The Ishkashim Important Bird Area (伊什卡希姆重点鸟区), also spelt Ishkoshim (伊什科希姆), is a 1136 km^{2} tract of land in south-western Gorno-Badakhshan Autonomous Province in eastern Tajikistan.

==Description==
The site lies some 120 km south of the provincial capital of Khorugh, and 52 km from the district centre of Ishkashim, in the Shohdara Range of the southern Pamir Mountains. It encompasses a part of the southern slopes of the Shohdaras, the upper Vakhan valley, and the floodplain of the Panj River 10 km downstream from the confluence of the Pamir and Vahandara Rivers.
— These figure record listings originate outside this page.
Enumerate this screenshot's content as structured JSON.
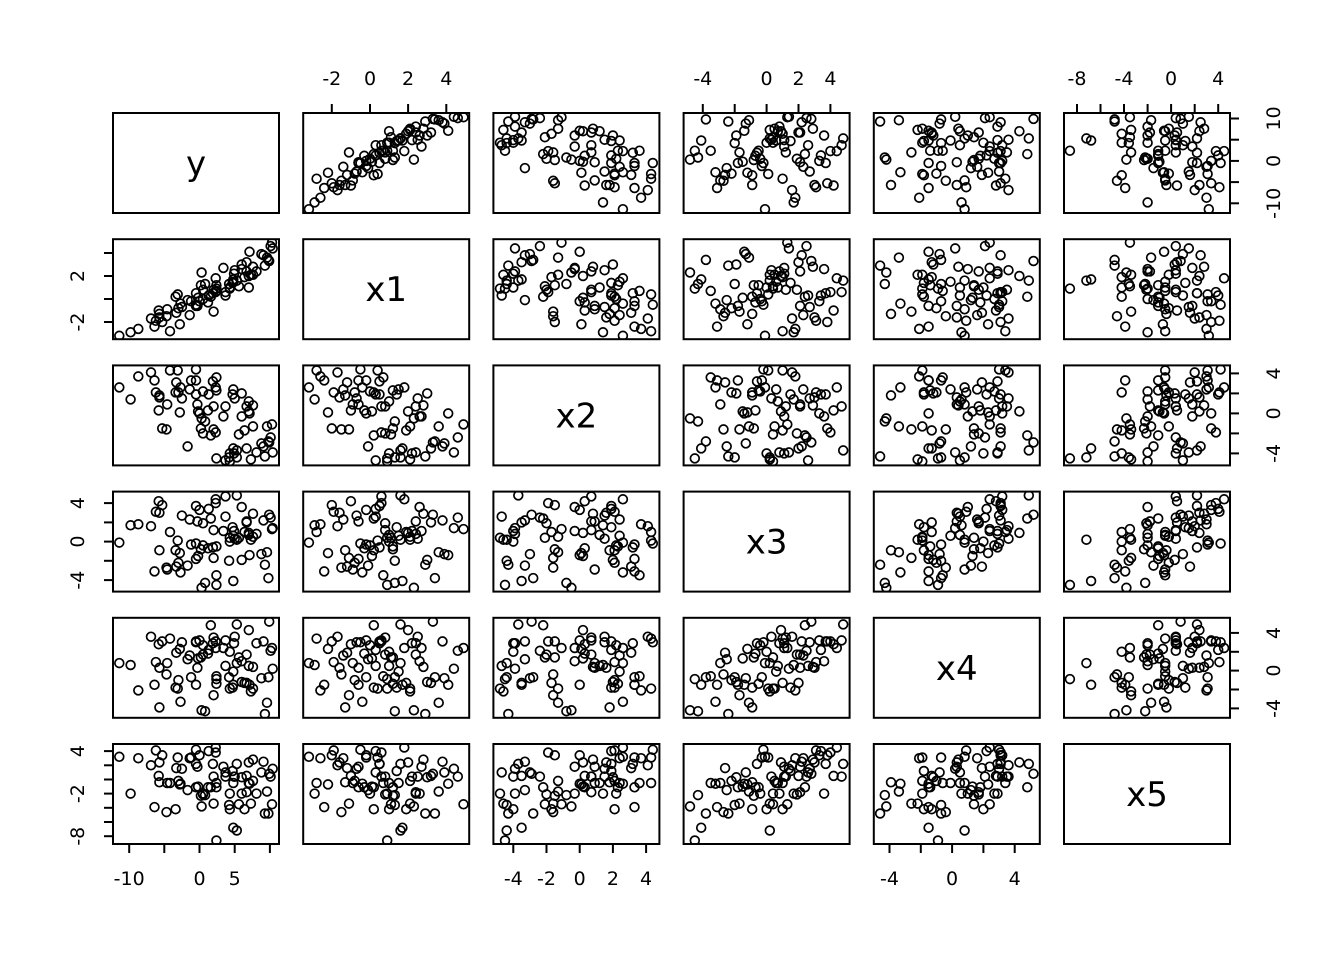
{
  "figure": {
    "background": "#ffffff",
    "foreground": "#000000"
  },
  "chart_data": {
    "type": "scatter",
    "subtype": "scatterplot-matrix",
    "title": "",
    "variables": [
      "y",
      "x1",
      "x2",
      "x3",
      "x4",
      "x5"
    ],
    "n_points": 80,
    "grid": false,
    "legend": null,
    "point_style": {
      "marker": "open-circle",
      "color": "#000000"
    },
    "diagonal_labels": [
      "y",
      "x1",
      "x2",
      "x3",
      "x4",
      "x5"
    ],
    "limits": {
      "y": [
        -12.3,
        11.3
      ],
      "x1": [
        -3.5,
        5.2
      ],
      "x2": [
        -5.2,
        4.8
      ],
      "x3": [
        -5.2,
        5.2
      ],
      "x4": [
        -5.0,
        5.6
      ],
      "x5": [
        -9.1,
        5.0
      ]
    },
    "ticks": {
      "y": [
        -10,
        -5,
        0,
        5,
        10
      ],
      "x1": [
        -2,
        0,
        2,
        4
      ],
      "x2": [
        -4,
        -2,
        0,
        2,
        4
      ],
      "x3": [
        -4,
        -2,
        0,
        2,
        4
      ],
      "x4": [
        -4,
        -2,
        0,
        2,
        4
      ],
      "x5": [
        -8,
        -6,
        -4,
        -2,
        0,
        2,
        4
      ]
    },
    "axes": [
      {
        "side": "top",
        "col": 1,
        "var": "x1",
        "labels": [
          -2,
          0,
          2,
          4
        ]
      },
      {
        "side": "top",
        "col": 3,
        "var": "x3",
        "labels": [
          -4,
          0,
          2,
          4
        ]
      },
      {
        "side": "top",
        "col": 5,
        "var": "x5",
        "labels": [
          -8,
          -4,
          0,
          4
        ]
      },
      {
        "side": "bottom",
        "col": 0,
        "var": "y",
        "labels": [
          -10,
          0,
          5
        ]
      },
      {
        "side": "bottom",
        "col": 2,
        "var": "x2",
        "labels": [
          -4,
          -2,
          0,
          2,
          4
        ]
      },
      {
        "side": "bottom",
        "col": 4,
        "var": "x4",
        "labels": [
          -4,
          0,
          4
        ]
      },
      {
        "side": "left",
        "row": 1,
        "var": "x1",
        "labels": [
          2,
          -2
        ]
      },
      {
        "side": "left",
        "row": 3,
        "var": "x3",
        "labels": [
          4,
          0,
          -4
        ]
      },
      {
        "side": "left",
        "row": 5,
        "var": "x5",
        "labels": [
          4,
          -2,
          -8
        ]
      },
      {
        "side": "right",
        "row": 0,
        "var": "y",
        "labels": [
          10,
          0,
          -10
        ]
      },
      {
        "side": "right",
        "row": 2,
        "var": "x2",
        "labels": [
          4,
          0,
          -4
        ]
      },
      {
        "side": "right",
        "row": 4,
        "var": "x4",
        "labels": [
          4,
          0,
          -4
        ]
      }
    ],
    "observations": {
      "y": [
        -0.3,
        0.2,
        1.3,
        7.6,
        -4.7,
        2.0,
        -1.2,
        9.8,
        -8.7,
        5.3,
        -0.2,
        7.6,
        -5.8,
        1.9,
        6.4,
        -3.0,
        8.1,
        -6.2,
        2.4,
        4.7,
        -11.4,
        1.6,
        6.0,
        5.6,
        -2.7,
        4.9,
        3.7,
        -5.7,
        9.1,
        7.0,
        -1.7,
        6.0,
        -2.8,
        -3.1,
        4.8,
        -2.5,
        10.4,
        0.5,
        -5.7,
        4.2,
        7.0,
        -9.8,
        2.4,
        6.7,
        1.2,
        2.3,
        2.0,
        5.0,
        3.7,
        10.3,
        -4.6,
        4.8,
        -5.3,
        9.6,
        0.5,
        -0.5,
        0.3,
        -1.4,
        4.3,
        7.1,
        0.0,
        9.3,
        -6.9,
        2.3,
        2.4,
        9.9,
        -6.4,
        4.3,
        3.4,
        -0.5,
        5.3,
        -3.4,
        10.1,
        -3.3,
        7.3,
        -0.5,
        8.8,
        -4.2,
        0.8,
        6.7
      ],
      "x1": [
        -0.6,
        1.2,
        0.3,
        2.1,
        -1.5,
        0.8,
        -0.2,
        3.4,
        -2.6,
        1.6,
        0.1,
        2.8,
        -1.0,
        0.5,
        1.9,
        -0.8,
        2.4,
        -1.9,
        0.9,
        1.4,
        -3.2,
        0.2,
        3.0,
        1.1,
        -0.4,
        2.2,
        0.6,
        -1.3,
        3.8,
        1.0,
        -0.1,
        2.6,
        -2.2,
        0.4,
        1.7,
        -0.7,
        4.4,
        0.0,
        -1.6,
        1.3,
        2.0,
        -2.9,
        0.7,
        3.2,
        -0.3,
        1.8,
        -1.1,
        2.5,
        0.3,
        4.9,
        -0.9,
        1.5,
        -2.0,
        3.6,
        0.8,
        -0.5,
        2.3,
        -1.4,
        1.0,
        4.1,
        -0.2,
        2.9,
        -1.7,
        0.6,
        1.2,
        3.3,
        -2.4,
        0.9,
        2.7,
        -0.6,
        1.6,
        0.2,
        4.6,
        -1.2,
        2.1,
        0.5,
        3.9,
        -2.8,
        1.3,
        2.4
      ],
      "x2": [
        0.9,
        -1.5,
        1.9,
        -1.3,
        -1.6,
        0.7,
        3.3,
        -2.8,
        3.7,
        -4.4,
        0.2,
        0.8,
        0.3,
        3.2,
        -1.7,
        2.1,
        -3.9,
        2.1,
        -4.5,
        1.9,
        2.6,
        -2.2,
        2.0,
        -2.1,
        2.6,
        -4.0,
        0.7,
        1.8,
        -3.3,
        1.2,
        -3.3,
        -0.3,
        0.1,
        4.3,
        -3.5,
        1.5,
        -3.9,
        2.2,
        1.6,
        -4.4,
        0.2,
        1.4,
        3.6,
        -3.5,
        0.3,
        2.6,
        -1.6,
        1.5,
        -4.7,
        -1.1,
        0.9,
        2.4,
        -1.5,
        -1.3,
        -2.0,
        4.4,
        -0.5,
        2.4,
        -4.0,
        0.0,
        0.0,
        -4.3,
        4.1,
        -1.9,
        2.3,
        -2.9,
        3.3,
        -4.8,
        -0.3,
        3.3,
        -3.7,
        2.1,
        -2.4,
        3.1,
        -4.6,
        1.9,
        -3.0,
        4.3,
        -0.8,
        0.7
      ],
      "x3": [
        2.1,
        -0.8,
        3.4,
        0.5,
        -2.7,
        1.2,
        -0.3,
        -3.8,
        1.8,
        0.2,
        -1.5,
        2.9,
        4.2,
        -0.6,
        1.0,
        -2.2,
        0.8,
        3.1,
        -4.5,
        1.5,
        -0.1,
        2.4,
        -1.9,
        0.4,
        -3.2,
        1.1,
        4.7,
        -0.9,
        2.2,
        0.7,
        -2.5,
        3.6,
        -1.2,
        0.1,
        -4.1,
        2.7,
        1.4,
        -0.4,
        3.0,
        -2.0,
        0.9,
        1.7,
        -3.5,
        2.0,
        -0.7,
        4.4,
        -1.7,
        0.3,
        2.6,
        1.3,
        -2.9,
        0.6,
        3.8,
        -1.1,
        1.9,
        -0.2,
        -4.8,
        2.3,
        0.0,
        -1.4,
        3.3,
        -2.4,
        1.6,
        4.0,
        -0.5,
        2.8,
        -3.1,
        0.4,
        1.1,
        -1.8,
        4.8,
        -0.9,
        2.5,
        -2.6,
        0.2,
        3.7,
        -1.3,
        1.0,
        -4.3,
        2.1
      ],
      "x4": [
        0.3,
        1.4,
        2.2,
        -1.9,
        -0.4,
        3.5,
        -0.7,
        -0.7,
        -2.1,
        0.8,
        1.3,
        0.4,
        2.8,
        2.9,
        -1.3,
        -1.0,
        2.9,
        0.9,
        -0.9,
        -1.8,
        0.8,
        4.8,
        -1.2,
        1.4,
        -3.3,
        2.9,
        3.2,
        -3.9,
        3.1,
        0.5,
        1.2,
        1.0,
        2.3,
        -1.9,
        -1.5,
        3.0,
        0.2,
        2.7,
        0.3,
        -0.7,
        4.3,
        0.6,
        -0.6,
        -1.3,
        1.8,
        2.4,
        -2.6,
        3.6,
        0.5,
        2.4,
        0.8,
        -0.1,
        3.1,
        -3.4,
        1.7,
        3.0,
        -4.2,
        1.6,
        2.0,
        -1.5,
        3.2,
        -4.6,
        3.6,
        3.1,
        -1.4,
        5.2,
        -1.5,
        -1.9,
        2.4,
        -1.5,
        4.9,
        -1.8,
        2.1,
        1.9,
        -2.2,
        3.1,
        -0.8,
        3.4,
        -4.3,
        1.7
      ],
      "x5": [
        1.8,
        -2.3,
        4.0,
        -0.2,
        -4.6,
        0.4,
        3.1,
        -4.8,
        3.0,
        -7.2,
        -1.0,
        2.8,
        0.5,
        2.2,
        -4.2,
        -0.2,
        -2.0,
        4.1,
        -8.6,
        1.2,
        3.2,
        -1.1,
        0.3,
        -3.5,
        -0.6,
        0.4,
        0.4,
        -0.4,
        2.5,
        -0.5,
        -1.5,
        -2.0,
        -0.7,
        3.1,
        -6.8,
        1.5,
        1.5,
        -2.0,
        2.4,
        -3.6,
        2.4,
        -2.0,
        -0.5,
        0.5,
        -1.1,
        4.5,
        -3.4,
        0.4,
        1.0,
        -3.5,
        -0.5,
        -0.5,
        3.4,
        -1.7,
        -2.1,
        4.2,
        -3.8,
        3.0,
        -4.2,
        -0.6,
        3.4,
        -4.8,
        2.0,
        3.8,
        -1.1,
        0.8,
        -3.9,
        -2.0,
        1.8,
        -1.1,
        2.2,
        -4.2,
        0.4,
        1.6,
        -3.4,
        2.2,
        1.0,
        -0.5,
        -2.2,
        -1.8
      ]
    }
  }
}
There the Panj is braided, forming water meadows, pebbly shoals and sandy islands covered with tugay thickets.

==Birds==
The site has been identified by BirdLife International as an Important Bird Area (IBA) because it supports significant numbers of the populations of various bird species, either as residents, or as breeding or passage migrants. These include Himalayan snowcocks, ferruginous ducks, saker falcons, Pallas's fish-eagles, cinereous vultures, ibisbills, European rollers, yellow-billed choughs, Hume's larks, wallcreepers, white-winged redstarts, white-winged snowfinches, rufous-streaked accentors, water pipits, fire-fronted serins, plain mountain finches and crimson-winged finches.